Smoking became my little reprieve. My coping mechanism for life in general. And I always rationalized my smoking by saying that I actually enjoyed the act of smoking–the ritual involved with it, the taste of the cigarettes, the visuals you get when exhaling, the little head rush, and so on. I told myself and others that this was pure enjoyment for me.
Somehow I knew that this perspective was wrong, but I didn’t know exactly how until I managed to quit successfully. Looking back now, I can see that I did not really “enjoy” smoking–what I enjoyed was avoiding the onset of nicotine withdrawal symptoms. I would get bored and I would remember that pretty soon I would need to smoke another cigarette, so why not just smoke it right now and top off that old nicotine tank in my brain? I thought that I “enjoyed” the comfortable ritual of smoking yet another cigarette. Instead, I was simply keeping my body fed with nicotine so that it wouldn’t go into withdrawal. My little list of reasons for smoking enjoyment were nothing but rationalizations to support my physical addiction. The physical craving and dependence was what I was really defending.
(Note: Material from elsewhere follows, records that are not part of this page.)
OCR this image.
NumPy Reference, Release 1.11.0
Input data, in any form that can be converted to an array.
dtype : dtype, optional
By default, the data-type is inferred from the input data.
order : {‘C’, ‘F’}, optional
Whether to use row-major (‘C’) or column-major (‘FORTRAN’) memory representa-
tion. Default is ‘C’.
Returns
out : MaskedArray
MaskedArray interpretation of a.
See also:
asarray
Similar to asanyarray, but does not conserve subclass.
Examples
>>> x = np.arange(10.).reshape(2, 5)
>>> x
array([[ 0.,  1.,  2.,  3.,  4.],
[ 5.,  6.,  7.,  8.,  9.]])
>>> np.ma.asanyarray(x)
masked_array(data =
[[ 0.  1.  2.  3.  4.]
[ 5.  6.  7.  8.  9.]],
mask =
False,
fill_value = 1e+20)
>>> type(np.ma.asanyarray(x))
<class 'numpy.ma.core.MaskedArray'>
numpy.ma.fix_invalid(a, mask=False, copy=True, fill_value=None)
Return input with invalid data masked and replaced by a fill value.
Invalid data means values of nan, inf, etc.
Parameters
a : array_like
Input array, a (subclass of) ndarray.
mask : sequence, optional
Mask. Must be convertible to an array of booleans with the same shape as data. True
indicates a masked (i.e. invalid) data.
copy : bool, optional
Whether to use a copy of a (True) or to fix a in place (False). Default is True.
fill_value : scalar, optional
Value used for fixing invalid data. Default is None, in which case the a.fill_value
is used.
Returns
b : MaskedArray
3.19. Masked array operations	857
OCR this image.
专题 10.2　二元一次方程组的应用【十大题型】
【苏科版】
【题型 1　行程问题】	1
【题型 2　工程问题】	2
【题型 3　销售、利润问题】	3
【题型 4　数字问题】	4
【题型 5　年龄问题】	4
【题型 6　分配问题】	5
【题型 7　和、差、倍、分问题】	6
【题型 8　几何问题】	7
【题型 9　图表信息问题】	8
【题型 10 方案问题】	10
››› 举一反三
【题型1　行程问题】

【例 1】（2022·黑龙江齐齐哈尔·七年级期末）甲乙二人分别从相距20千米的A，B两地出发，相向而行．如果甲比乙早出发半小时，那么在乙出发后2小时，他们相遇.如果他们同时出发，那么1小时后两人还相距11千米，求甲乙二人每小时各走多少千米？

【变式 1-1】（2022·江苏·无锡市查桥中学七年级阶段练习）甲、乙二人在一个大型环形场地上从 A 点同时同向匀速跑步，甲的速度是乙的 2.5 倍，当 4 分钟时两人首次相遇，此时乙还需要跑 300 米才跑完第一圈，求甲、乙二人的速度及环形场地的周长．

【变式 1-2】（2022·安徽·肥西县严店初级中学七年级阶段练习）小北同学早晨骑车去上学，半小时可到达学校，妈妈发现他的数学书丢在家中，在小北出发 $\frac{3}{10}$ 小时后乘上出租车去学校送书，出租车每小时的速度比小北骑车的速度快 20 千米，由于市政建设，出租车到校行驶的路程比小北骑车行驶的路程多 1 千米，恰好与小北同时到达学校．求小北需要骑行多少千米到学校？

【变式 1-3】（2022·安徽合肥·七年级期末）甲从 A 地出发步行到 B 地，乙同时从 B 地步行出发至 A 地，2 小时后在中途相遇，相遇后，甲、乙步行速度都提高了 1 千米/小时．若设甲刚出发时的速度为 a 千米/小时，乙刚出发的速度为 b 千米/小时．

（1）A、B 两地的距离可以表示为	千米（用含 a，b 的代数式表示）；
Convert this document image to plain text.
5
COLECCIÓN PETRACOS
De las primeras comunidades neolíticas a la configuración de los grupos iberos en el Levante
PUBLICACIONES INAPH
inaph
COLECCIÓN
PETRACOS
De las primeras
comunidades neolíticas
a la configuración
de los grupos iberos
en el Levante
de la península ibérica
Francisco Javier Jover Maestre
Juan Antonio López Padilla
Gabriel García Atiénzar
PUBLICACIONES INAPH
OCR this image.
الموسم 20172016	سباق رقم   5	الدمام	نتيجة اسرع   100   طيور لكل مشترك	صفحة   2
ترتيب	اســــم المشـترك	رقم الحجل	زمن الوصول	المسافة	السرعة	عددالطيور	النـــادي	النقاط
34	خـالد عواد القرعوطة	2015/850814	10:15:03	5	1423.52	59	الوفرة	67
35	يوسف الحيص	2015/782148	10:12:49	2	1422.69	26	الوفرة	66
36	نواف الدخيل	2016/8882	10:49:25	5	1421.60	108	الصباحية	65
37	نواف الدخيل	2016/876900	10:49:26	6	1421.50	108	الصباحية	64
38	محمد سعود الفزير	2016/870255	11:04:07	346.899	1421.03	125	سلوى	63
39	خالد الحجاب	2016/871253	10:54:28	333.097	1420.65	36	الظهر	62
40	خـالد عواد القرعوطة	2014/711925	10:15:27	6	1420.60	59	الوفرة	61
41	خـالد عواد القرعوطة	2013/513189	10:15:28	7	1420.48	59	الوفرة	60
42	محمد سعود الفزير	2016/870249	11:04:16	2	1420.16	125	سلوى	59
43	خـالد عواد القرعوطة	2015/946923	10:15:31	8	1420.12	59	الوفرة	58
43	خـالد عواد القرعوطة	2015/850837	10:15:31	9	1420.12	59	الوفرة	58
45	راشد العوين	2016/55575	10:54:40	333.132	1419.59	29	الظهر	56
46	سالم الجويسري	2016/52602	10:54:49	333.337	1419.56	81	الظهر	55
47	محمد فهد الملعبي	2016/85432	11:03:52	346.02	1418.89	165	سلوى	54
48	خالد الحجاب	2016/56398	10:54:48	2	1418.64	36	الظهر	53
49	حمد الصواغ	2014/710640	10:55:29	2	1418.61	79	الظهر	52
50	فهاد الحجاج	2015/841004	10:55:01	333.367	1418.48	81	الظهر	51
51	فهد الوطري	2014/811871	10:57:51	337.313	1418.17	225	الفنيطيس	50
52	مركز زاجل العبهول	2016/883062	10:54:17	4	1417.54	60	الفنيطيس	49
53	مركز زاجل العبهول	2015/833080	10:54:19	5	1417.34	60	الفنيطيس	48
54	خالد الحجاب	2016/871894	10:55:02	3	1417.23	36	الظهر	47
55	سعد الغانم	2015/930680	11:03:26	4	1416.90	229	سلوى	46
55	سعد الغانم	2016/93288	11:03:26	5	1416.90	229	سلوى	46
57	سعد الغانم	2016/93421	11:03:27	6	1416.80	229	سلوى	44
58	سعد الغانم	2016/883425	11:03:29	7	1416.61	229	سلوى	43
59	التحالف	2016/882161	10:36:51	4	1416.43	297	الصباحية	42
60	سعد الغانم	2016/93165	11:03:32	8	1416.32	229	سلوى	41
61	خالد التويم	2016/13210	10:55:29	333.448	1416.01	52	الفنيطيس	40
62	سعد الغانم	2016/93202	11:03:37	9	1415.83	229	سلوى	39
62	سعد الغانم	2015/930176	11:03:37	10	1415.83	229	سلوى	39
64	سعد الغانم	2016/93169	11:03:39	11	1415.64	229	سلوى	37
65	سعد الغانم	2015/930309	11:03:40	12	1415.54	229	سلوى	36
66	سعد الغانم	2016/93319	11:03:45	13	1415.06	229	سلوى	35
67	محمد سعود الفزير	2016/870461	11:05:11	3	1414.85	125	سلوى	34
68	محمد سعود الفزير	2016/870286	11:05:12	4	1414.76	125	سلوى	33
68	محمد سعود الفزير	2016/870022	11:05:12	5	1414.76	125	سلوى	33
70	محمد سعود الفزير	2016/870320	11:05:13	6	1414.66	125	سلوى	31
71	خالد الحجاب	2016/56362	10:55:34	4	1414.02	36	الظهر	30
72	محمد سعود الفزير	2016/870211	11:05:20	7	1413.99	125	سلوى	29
When I was still smoking, I wondered about all of these people who had successfully quit already. Did they walk around feeling miserable because they weren’t smoking? I genuinely thought this might be the case if I were to quit for good. Of course, this is not the case. After the initial withdrawal and adjustment period after you quit, you will return to the same baseline of happiness that you had as a smoker–just without the cigarettes. I had thought that smoking 20 cigarettes throughout my day added 20 little packets of “happiness” into my life, and that if I quit smoking, I would not be as happy. How silly this thinking was! Look at your own mental processes and see if you might be playing this mind trick on yourself. Obviously, you will be just as happy–probably a lot more happy–once you successfully quit smoking.
So you want to quit smoking, but at the same time, your mind tells you that you truly enjoy it. Further, your mind probably tells you that you deserve to smoke. So how can you overcome this mental twist and start working towards a quit date? Here is a powerful technique to shatter the idea that you actually enjoy the act of smoking:
Go purchase some Nicotine-Free Cigarettes (The brand name is Quest). Make sure you get Quest Level 3. Those are Nicotine-Free. Smoke a pack of those for the next day and see if you actually like “smoking.” They have all the tar and carcinogens, just no Nicotine, and the effect is like smoking air through a straw. If you try this, you will quickly realize that the actual smoking–the ritual, the taste of the cigarette, watching the smoke, the social aspect–it’s all a bunch of stupid rationalizations. You don’t enjoy any of that. You enjoy putting Nicotine into your body. That’s it. Smoking cigarettes = Using the Drug Nicotine. Nothing more. Don’t romanticize the idea of smoking. You’re just using a drug called Nicotine. If you don’t believe this, go buy a carton of Quest 3 cigarettes. You will quickly come to the realization that you want your old cigarettes back, because the Nicotine-free cigarettes will do nothing for you.
This is of critical importance when it comes time to quit smoking, because you need every defense that you can get against lighting up another cigarette. Train your mind to thoroughly understand that your body is addicted to the drug Nicotine, but you do NOT enjoy the act of smoking.